Wednesday, April 7, 2010

South Africa Energy Needs Collide With U.S. Policy

By CELIA W. DUGGER

The Obama administration, caught in an awkward bind between its own ambitions on climate change and Africa’s pressing energy needs, is facing the first test of its new guidelines discouraging coal-fired power projects in developing nations.

A coal-fired power station project in Limpopo, South Africa. The fate of the project may rest on a possible $3.75 billion loan.

This week, the World Bank will vote on a $3.75 billion loan to South Africa, most of it to help build the world’s seventh-largest coal plant. The bank’s own experts concede that the giant plant will “produce large quantities of carbon dioxide that will contribute to global climate change.”

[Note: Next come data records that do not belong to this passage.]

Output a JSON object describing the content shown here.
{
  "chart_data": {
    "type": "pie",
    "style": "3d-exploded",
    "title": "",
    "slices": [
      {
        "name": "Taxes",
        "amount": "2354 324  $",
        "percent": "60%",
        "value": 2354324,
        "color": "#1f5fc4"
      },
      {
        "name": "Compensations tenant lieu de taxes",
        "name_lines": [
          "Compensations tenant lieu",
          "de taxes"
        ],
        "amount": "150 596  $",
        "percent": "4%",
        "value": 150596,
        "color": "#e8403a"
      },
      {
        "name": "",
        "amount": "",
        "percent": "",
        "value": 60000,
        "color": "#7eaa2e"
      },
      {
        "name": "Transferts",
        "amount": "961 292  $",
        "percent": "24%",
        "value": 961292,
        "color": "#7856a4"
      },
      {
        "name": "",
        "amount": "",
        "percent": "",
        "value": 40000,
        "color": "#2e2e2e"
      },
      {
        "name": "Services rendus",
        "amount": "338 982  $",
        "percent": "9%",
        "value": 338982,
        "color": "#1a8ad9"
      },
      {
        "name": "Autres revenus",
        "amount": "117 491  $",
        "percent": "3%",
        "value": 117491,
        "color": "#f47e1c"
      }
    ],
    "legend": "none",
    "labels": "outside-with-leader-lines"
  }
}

But the bank’s largest shareholder — the United States — has enacted guidelines to push for “no or low carbon” ways of meeting the energy needs of developing nations that rely on international financial institutions.

Construction of the plant is well under way, so it is too late for the steps advocated in the Obama administration’s guidelines to ensure that coal is a last resort. Treasury Department officials have declined to say how the United States will vote when the loan is before the bank’s board on Thursday, with one describing the decision as “challenging.”

South African officials contend that the plant is desperately needed to help the country’s economy, the largest on the continent, and those of six neighboring nations generate growth and combat poverty. The loan is the first South Africa has sought from the World Bank since apartheid ended in 1994.